Kronberg, 1. Juni 2015

 

Sie stehen am 11. Juni vor weitreichenden Entscheidungen, die das Stadtbild, die Lebensqualität und auch das Steueraufkommen der Stadt Kronberg für die kommenden Jahrzehnte stark beeinflussen werden.

Wir, Kronberger Bürger mit unterschiedlichen beruflichen Hintergründen, unterschiedlichen Lebenssituationen und aus den verschiedenen Kronberger Stadtteilen, sind grundsätzlich für sinn- und maßvolle Baumaßnahmen. Wir wollen jedoch die einzigartige Historie, Atmosphäre und Lage, die „grüne“ Bebauung und die hervorragende Anbindung Kronbergs im Rhein-Main-Gebiet behutsam weiterentwickeln und etwaige Bauvorhaben immer auch vor dem Hintergrund der kritischen Haushaltssituation überprüfen. Deshalb haben wir einige der in der öffentlichen Diskussion aufgeführten Begründungen für die aus städtischer Sicht notwendigen Baumaßnahmen mit den uns zur Verfügung stehenden Fakten verglichen.

 

Dies sind die Ergebnisse unserer Analyse:

Begründung 1: Die Einwohnerzahl der Stadt Kronberg wird bis 2030 schrumpfen.

Die Fakten: Laut neuesten Berechnungen der HessenAgentur/Hessisches Statistisches Landesamt wird das Wachstum der Kronberger Bevölkerung von 2013 bis 2030 auf +0,6% geschätzt. Kronberg ist einer der attraktivsten Standorte in einer der wirtschaftsstärksten Regionen Europas, und es gibt keinen Grund zu der Annahme, dass die Stadt nicht dauerhaft die Bevölkerungsstärke halten oder organisch ausbauen kann.

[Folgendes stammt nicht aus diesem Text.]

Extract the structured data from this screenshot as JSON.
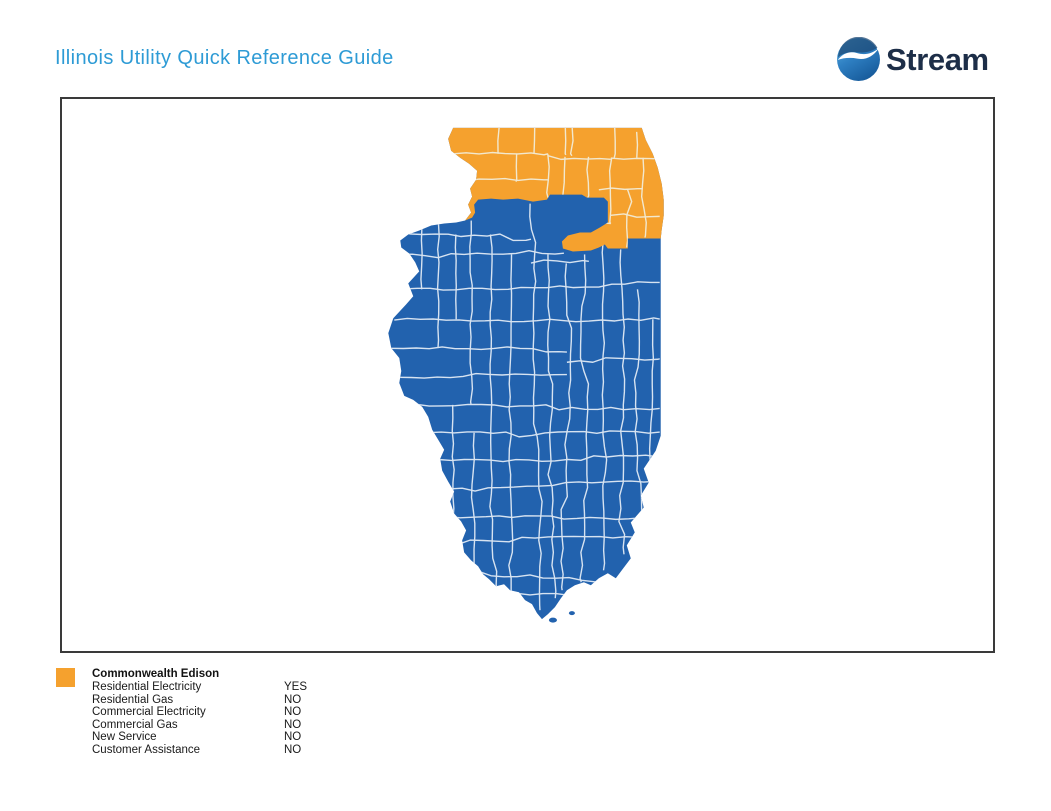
{
  "page": {
    "title": "Illinois Utility Quick Reference Guide",
    "title_color": "#2E9BD5",
    "background_color": "#FFFFFF"
  },
  "logo": {
    "text": "Stream",
    "text_color": "#1D2E48",
    "icon": "stream-swoosh-icon",
    "icon_gradient_top": "#55ABE0",
    "icon_gradient_bottom": "#155898"
  },
  "map": {
    "state": "Illinois",
    "base_region_color": "#2262AE",
    "base_county_line_color": "#D7E3F1",
    "highlight_region_name": "Commonwealth Edison",
    "highlight_region_color": "#F5A12E",
    "highlight_county_line_color": "#F2E8CE",
    "panel_border_color": "#3A3A3A"
  },
  "legend": {
    "swatch_color": "#F5A12E",
    "title": "Commonwealth Edison",
    "rows": [
      {
        "label": "Residential Electricity",
        "value": "YES"
      },
      {
        "label": "Residential Gas",
        "value": "NO"
      },
      {
        "label": "Commercial Electricity",
        "value": "NO"
      },
      {
        "label": "Commercial Gas",
        "value": "NO"
      },
      {
        "label": "New Service",
        "value": "NO"
      },
      {
        "label": "Customer Assistance",
        "value": "NO"
      }
    ]
  }
}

Fazit: Kronbergs Bevölkerung bleibt stabil.

 

Begründung 2: Kronberg muss bis 2030 insgesamt ca. 700 neue Wohneinheiten bauen, um die jetzige Einwohnerzahl zu halten. (Basis ist die durch die Stadt Kronberg beauftragte Wohnungsbedarfsprognose des Instituts IWU)

Die Fakten: Im ungünstigsten von drei berechneten Szenarien kommt das IWU zu dem Ergebnis, dass 703 neue Wohneinheiten (WE) notwendig wären, um einem Bevölkerungsrückgang entgegenzutreten (basierend auf der inzwischen nicht mehr korrekten Annahme, dass die Bevölkerung schrumpfen würde!).

 

Lässt man die Tatsache außen vor, dass die Bevölkerung ohnehin stabil bleibt, ist die Summe von 703 neuen WE dennoch nicht richtig! Die Zahl setzt sich nämlich zusammen aus:

 

260 Wohnheimplätzen (also keine Wohneinheiten; primär in Seniorenheimen o.ä.) +168 „Ersatzwohneinheiten“ (also ein Neubau auf bereits bebauten Flächen) +275 Wohneinheiten, um das heute bestehende 5% Überangebot (also leerstehende Wohneinheiten) auch in 2030 vorzuhalten.

Von den 703 WE müssen die 168 Ersatzwohneinheiten jedoch planerisch abgezogen werden, da dafür ja gerade keine Neubauflächen benötigt werden.

Es ist fraglich, ob ein bereits heute deutlich überdurchschnittlicher Leerstand von 5% einberechnet werden muss. Selbst das IWU berechnet alternativ einen Leerstand von 3% und ermittelt dafür nur noch einen Bedarf von 96 WE.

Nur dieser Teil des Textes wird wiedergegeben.